The verdict in the OJ murders case should have set off the financing of a "common-sense" think tank on:
1) changing the jury selection process (or banishing jury & having a 3-judge panel that won't fall for lawyer's tricks & obfuscations ... {or maybe offer a degree specialized in adjudicating murder cases?}
2) establishing a panel of judges just to review "if court case suffered undue influence via poverty or wealth" or publicity public opinion, etc.
3) If prior public status "love" for the defendant caused undue influence?
4) If the facts of the case had undue lost-influence in the case.
5) whatever else practical people can think to add.
Research done by Iowa State University criminologists/sociologists found that each murder costs society $17 million. (tabulated prison housing costs, lost wages involved for deceased & family, increase in insurance rates, increase police hiring costs, etc.) This means that by 2009 FBI stats, murder cost the US around $263 billion = nearly as much as Medicaid. And by that tab Gary Ridgeway's 43 murders cost this country $816 million, not counting the ones he didn't admit to or just couldn't recall.
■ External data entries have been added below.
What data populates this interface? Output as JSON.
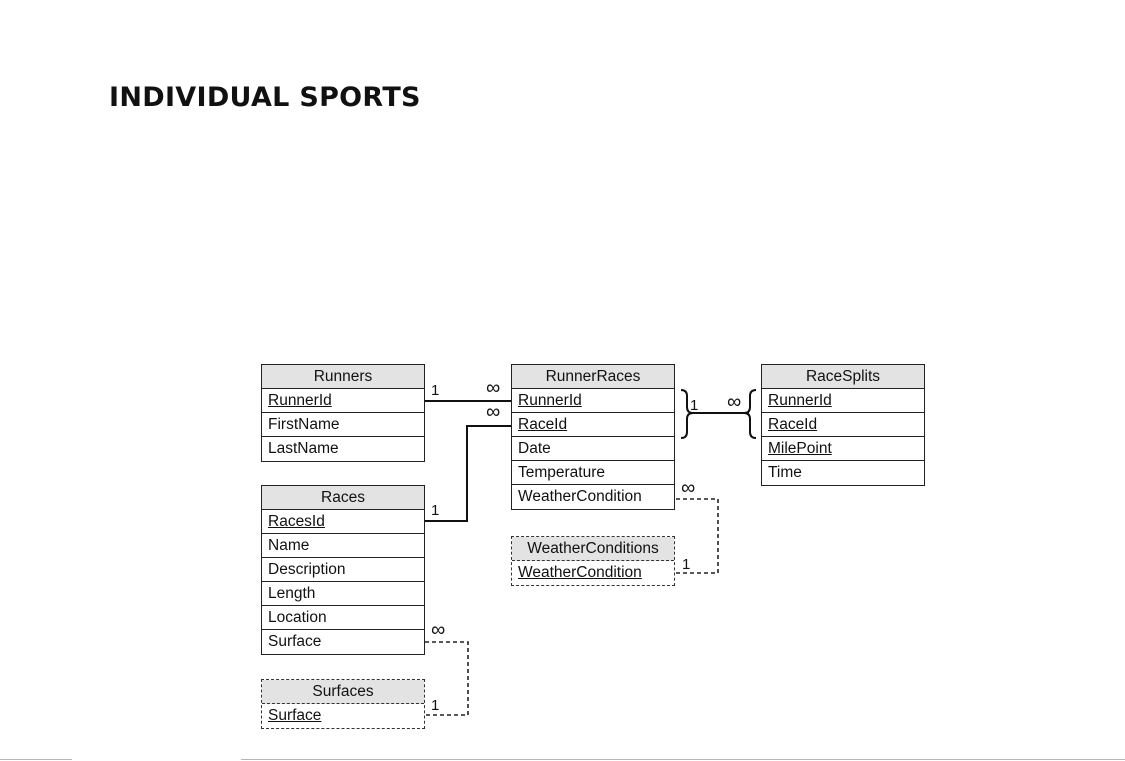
{
  "title": "INDIVIDUAL SPORTS",
  "tables": {
    "runners": {
      "name": "Runners",
      "fields": [
        "RunnerId",
        "FirstName",
        "LastName"
      ]
    },
    "runner_races": {
      "name": "RunnerRaces",
      "fields": [
        "RunnerId",
        "RaceId",
        "Date",
        "Temperature",
        "WeatherCondition"
      ]
    },
    "race_splits": {
      "name": "RaceSplits",
      "fields": [
        "RunnerId",
        "RaceId",
        "MilePoint",
        "Time"
      ]
    },
    "races": {
      "name": "Races",
      "fields": [
        "RacesId",
        "Name",
        "Description",
        "Length",
        "Location",
        "Surface"
      ]
    },
    "weather_conditions": {
      "name": "WeatherConditions",
      "fields": [
        "WeatherCondition"
      ]
    },
    "surfaces": {
      "name": "Surfaces",
      "fields": [
        "Surface"
      ]
    }
  },
  "cardinality": {
    "one": "1",
    "many": "∞"
  }
}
Don't forget the masses counted as missing persons that have really been murdered.
Statistics vary but one data base says Florida a life sentenced murderer on average serves 12 years? Many released murderers kill again -- they've crossed some threshold on killing somebody. Many violent offenders are being released now not because they've behaved or mellowed but because the politicians want to diminish crowding, to lower costs.
The trend is anti-death penalty & believing liberally in giving second chances, "recidivism stats be damned". The "fake media" under-reports this (just research how many violent prisoners are being released for no justifiable reason & "be-damn" for the common citizenry's safety. We're heading to hit an iceberg - so who is piloting this our citizen-ship?